When a memory-read occurs as a result of an instruction fetch
or operand access, the processor first checks the cache to see if
the requested information is available. A
read hit
occurs if the
information is available in the cache, and a
read miss
occurs if
the information is not available. Likewise, a
write hit
occurs if a
memory write can be stored in the cache, and a
write miss
occurs if it cannot be stored in the cache.

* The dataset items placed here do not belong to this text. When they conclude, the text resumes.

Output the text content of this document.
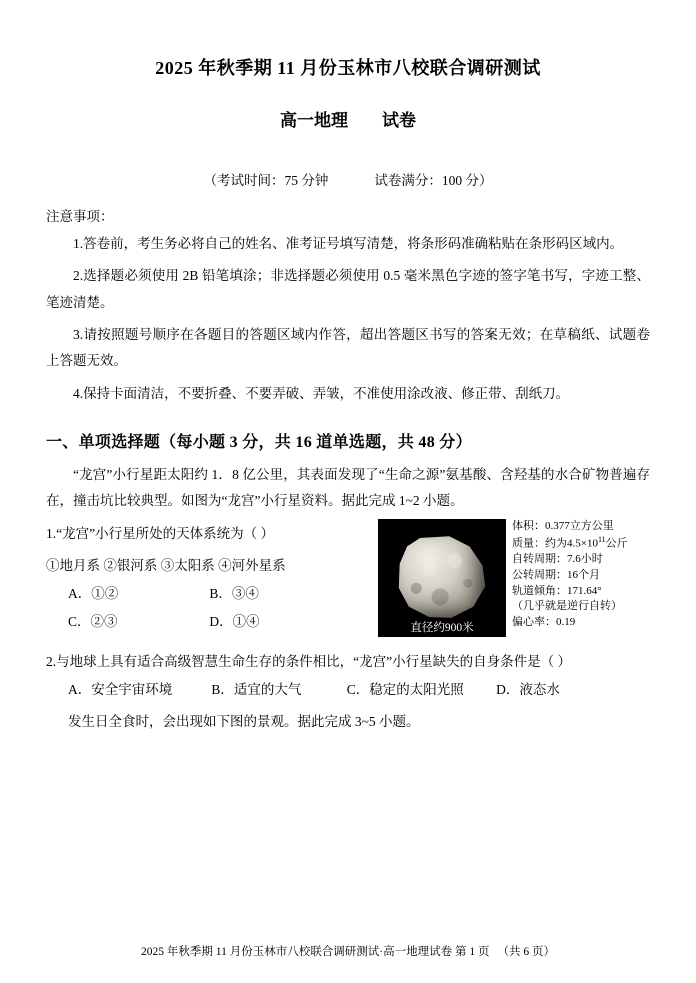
2025 年秋季期 11 月份玉林市八校联合调研测试
高一地理 试卷
（考试时间：75 分钟	试卷满分：100 分）
注意事项：

1.答卷前，考生务必将自己的姓名、准考证号填写清楚，将条形码准确粘贴在条形码区域内。

2.选择题必须使用 2B 铅笔填涂；非选择题必须使用 0.5 毫米黑色字迹的签字笔书写，字迹工整、笔迹清楚。

3.请按照题号顺序在各题目的答题区域内作答，超出答题区书写的答案无效；在草稿纸、试题卷上答题无效。

4.保持卡面清洁，不要折叠、不要弄破、弄皱，不准使用涂改液、修正带、刮纸刀。

一、单项选择题（每小题 3 分，共 16 道单选题，共 48 分）

“龙宫”小行星距太阳约 1．8 亿公里，其表面发现了“生命之源”氨基酸、含羟基的水合矿物普遍存在，撞击坑比较典型。如图为“龙宫”小行星资料。据此完成 1~2 小题。

直径约900米
体积：0.377立方公里
质量：约为$4.5\times 10^{11}$公斤
自转周期：7.6小时
公转周期：16个月
轨道倾角：171.64°
（几乎就是逆行自转）
偏心率：0.19
1.“龙宫”小行星所处的天体系统为（ ）
①地月系 ②银河系 ③太阳系 ④河外星系
A．①②	B．③④
C．②③	D．①④
2.与地球上具有适合高级智慧生命生存的条件相比，“龙宫”小行星缺失的自身条件是（ ）
A．安全宇宙环境	B．适宜的大气	C．稳定的太阳光照 D．液态水
发生日全食时，会出现如下图的景观。据此完成 3~5 小题。
2025 年秋季期 11 月份玉林市八校联合调研测试·高一地理试卷 第 1 页 （共 6 页）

A read miss or write miss can result in the allocation of a cache
line, followed by a
cache-line fill
. Even if only a single byte is
needed, all bytes in a cache line are loaded from memory by a
cache-line fill. Typically, a cache-line fill must write over an
existing cache line in a process called a
cache-line replacement
.
In this case, if the existing cache line is modified, the processor
performs a cache-line
writeback
to main memory prior to
performing the cache-line fill.
Cache-line writebacks help maintain coherency between the
caches and main memory. Internally, the processor can also
maintain cache coherency by
internally probing
(checking) the
other caches and write buffers for a more recent version of the
requested data. External devices can also check a processor’s
caches and write buffers for more recent versions of data by
externally probing
the processor. All coherency operations are
performed in hardware and are completely transparent to
applications.
Cache Coherency and MOESI.
Implementations of the AMD64
architecture maintain coherency between memory and caches
using a five-state protocol known as MOESI. The five MOESI
states are
modified
,
owned
,
exclusive
,
shared
, and
invalid
. See
“Memory System” in Volume 2 for additional information on
MOESI and cache coherency.